Deciding what career you want to have is difficult no matter what your age. But when you’re 14 and 15, then it can be almost impossible to do. At that age you will have just chosen your options for GCSE and thinking what you might do for the next 50 years or so can be worrying.
But hearing from a successful professionals who live near you or even went to your school, can help make the choice.
Two residents of Sale have been telling pupils at St.Bede’s College about their various careers, both of which are far from boring.
Former pupil Emma McCarthy, regaled students about her career as a Forensice Scientist. Although not quite like Nicky from Silent Witness who is a pathologist, Emma has helped solve some serious crimes. The teenagers were fascinated by some of her more grisly cases.
Emma, who lives in Sale with her husband and three children, told the pupils about dealing with headless bodies. suspects hiding in the loft of a crime scene and a car crash inolving a body in the boot.
Far from putting them off, the pupils asked her questions including “How often do you get called out?” and “Do you handle guns?”

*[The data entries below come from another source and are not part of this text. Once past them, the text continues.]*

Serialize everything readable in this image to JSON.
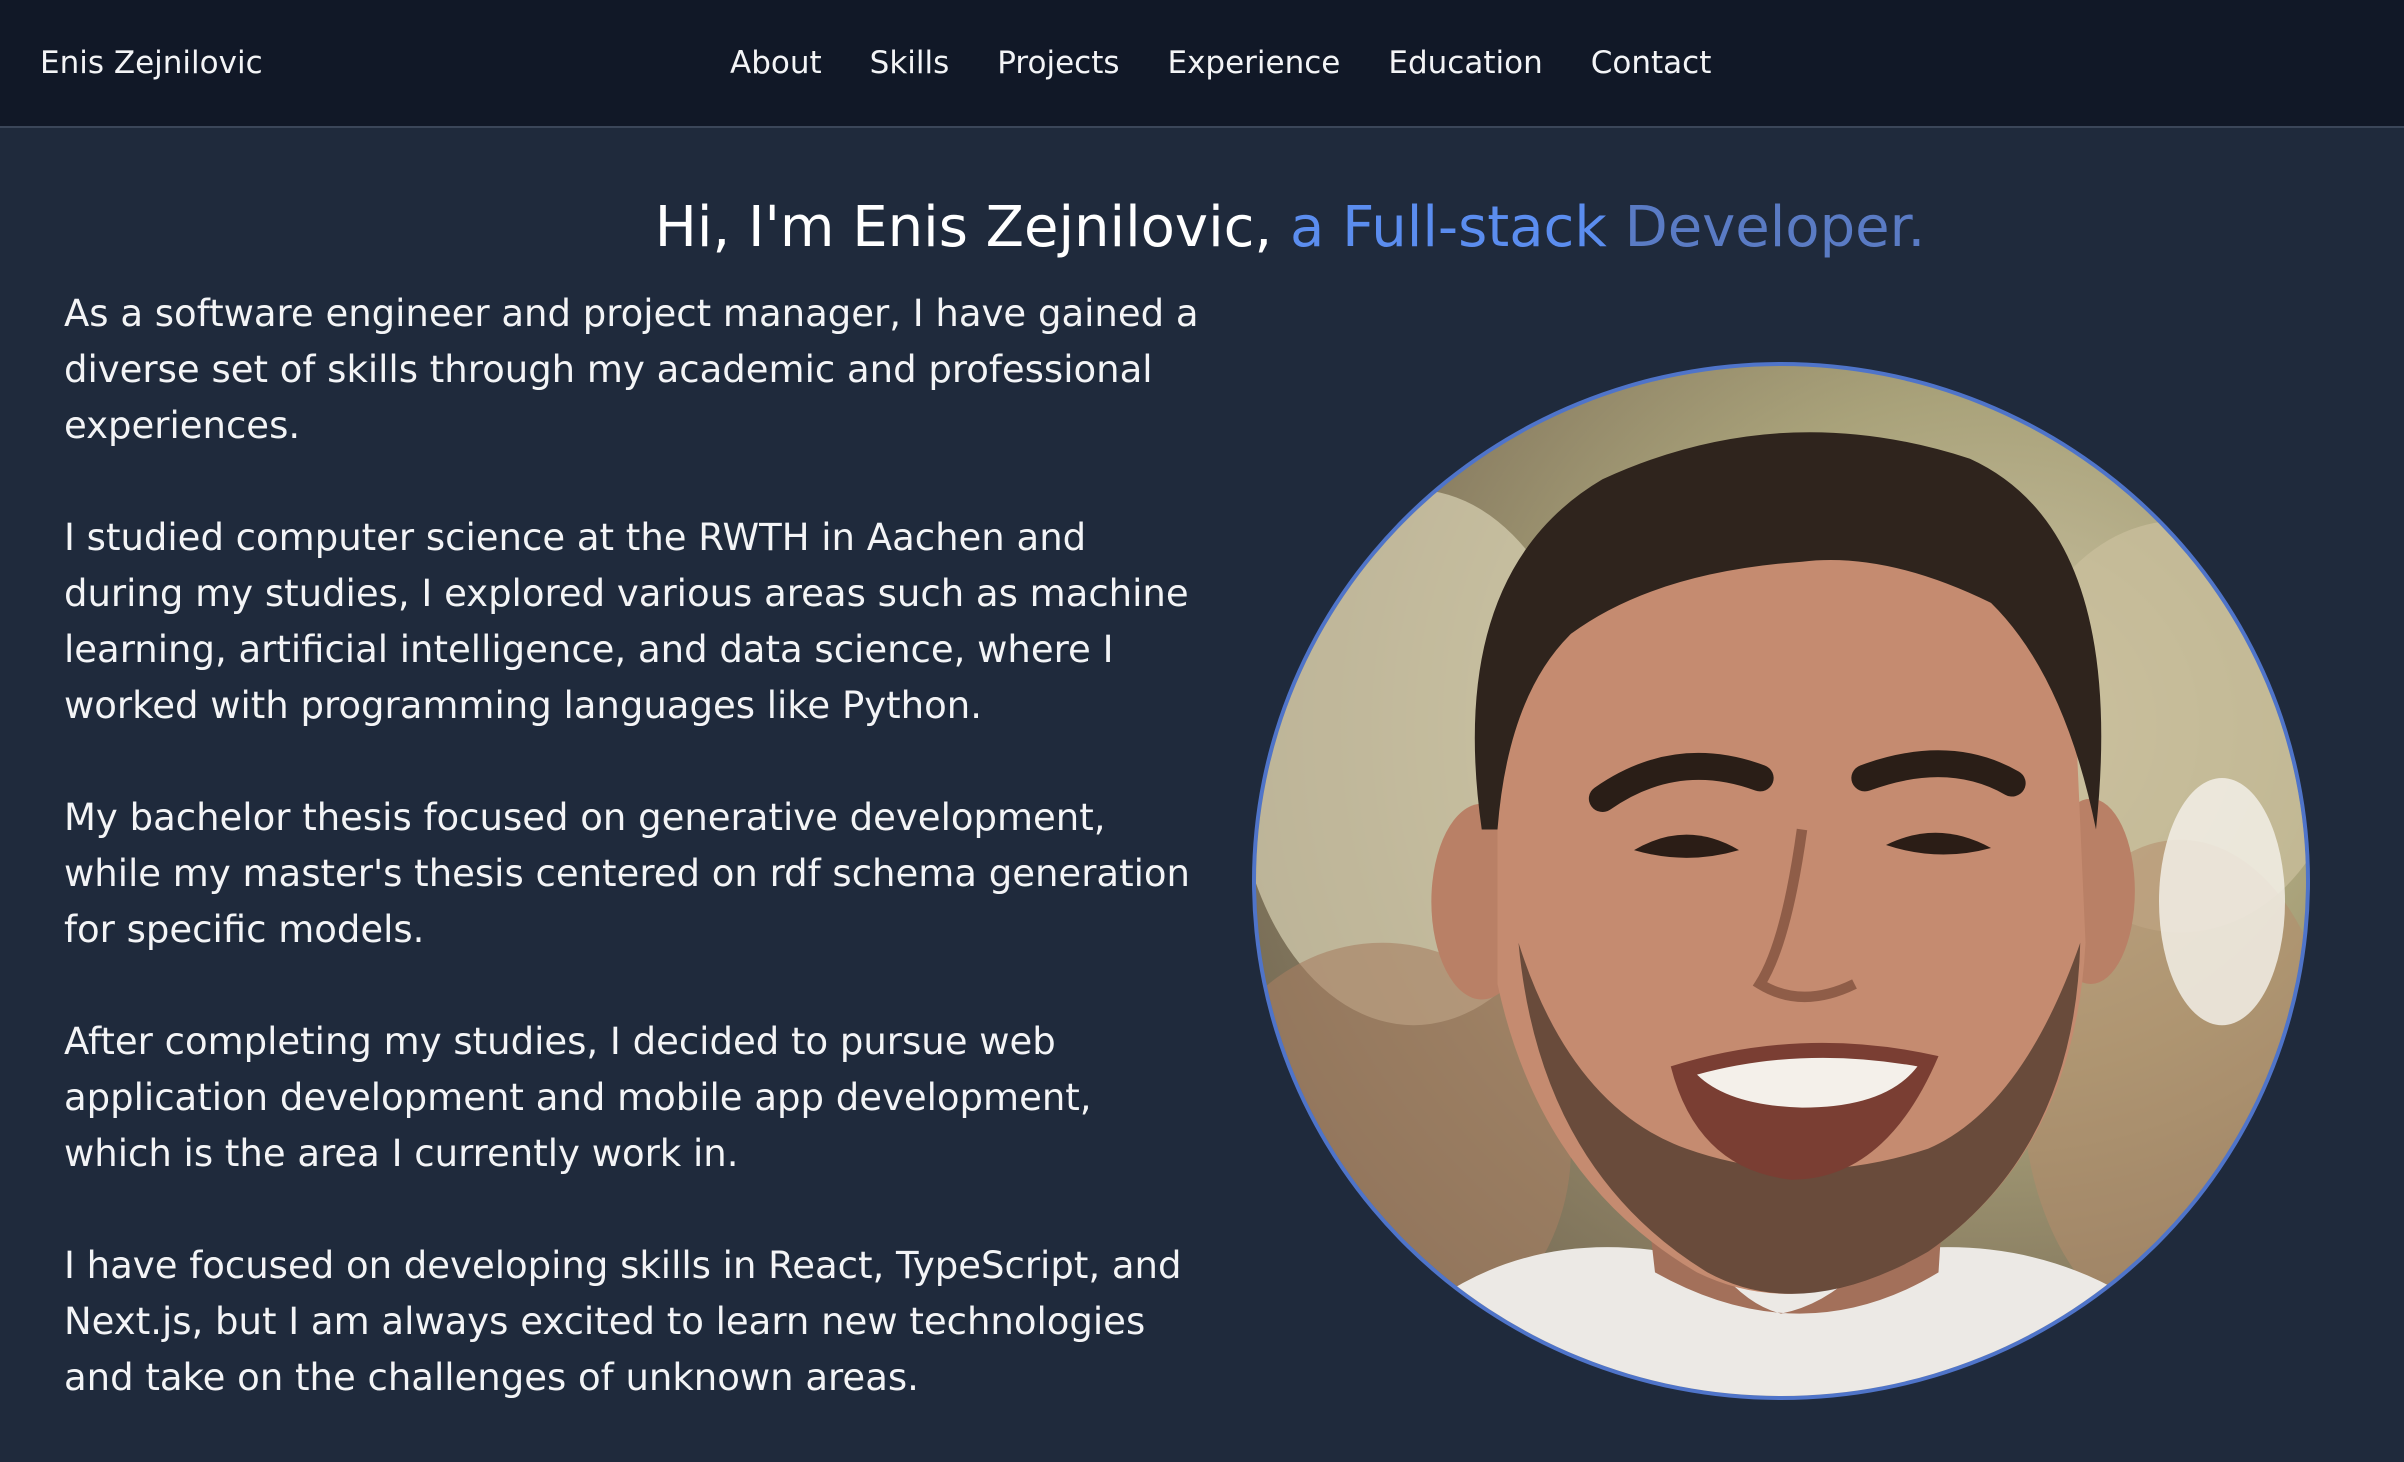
{
  "nav": {
    "brand": "Enis Zejnilovic",
    "links": [
      "About",
      "Skills",
      "Projects",
      "Experience",
      "Education",
      "Contact"
    ]
  },
  "hero": {
    "intro": "Hi, I'm Enis Zejnilovic,",
    "role_part1": " a Full-stack",
    "role_part2": " Developer."
  },
  "about": {
    "paragraphs": [
      "As a software engineer and project manager, I have gained a diverse set of skills through my academic and professional experiences.",
      "I studied computer science at the RWTH in Aachen and during my studies, I explored various areas such as machine learning, artificial intelligence, and data science, where I worked with programming languages like Python.",
      "My bachelor thesis focused on generative development, while my master's thesis centered on rdf schema generation for specific models.",
      "After completing my studies, I decided to pursue web application development and mobile app development, which is the area I currently work in.",
      "I have focused on developing skills in React, TypeScript, and Next.js, but I am always excited to learn new technologies and take on the challenges of unknown areas."
    ]
  },
  "colors": {
    "background": "#1f2a3c",
    "navbar": "#111827",
    "accent": "#5b8def",
    "ring": "#4f74c9"
  },
  "icons": {
    "portrait": "profile-photo"
  }
}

Emma, who was a pupil at St Bede’s in the late eighties and early nineties, studied Biology and after gaining a first class degree with honours was accepted on a pioneering trainee scheme for forensic scientists set up by the Home Office.
She now investigates murders, serious assaults, sexual assaults and suicide.
“I knew from being about 11 years old exactly what I wanted to do but there wasn’t much information around about forensic science at that time. I was very lucky that the trainee scheme was launched just after I’d finished my degree and I took up a position working at the Home Office labs in Chorley,” said Emma,
Alongside Emma, was football writer for The Independent, Tim Rich, who gave youngsters an insight into the controversial world of football and talked about his journey from a local newspaper in Southend to covering the sport at an international level. He also told pupils what it was like to be on the receiving end of Sir Alex Ferguson’s infamous ‘hairdryer treatment.’
Tim, who lives in Sale, is currently ghost-writing the auto-biography of Andrei Kanchelskis who played for Manchester City, Manchester United and Everton.
Last year Tim ghost-wrote the biography of the controversial former football manager Ron Atkinson.
He is director of Rich Media, a PR and sports-writing company. He has worked for the Independent, the Daily Telegraph and the Guardian, covered four World Cups and four European Championships and in the domestic football season, mainly covers Manchester United and Manchester City.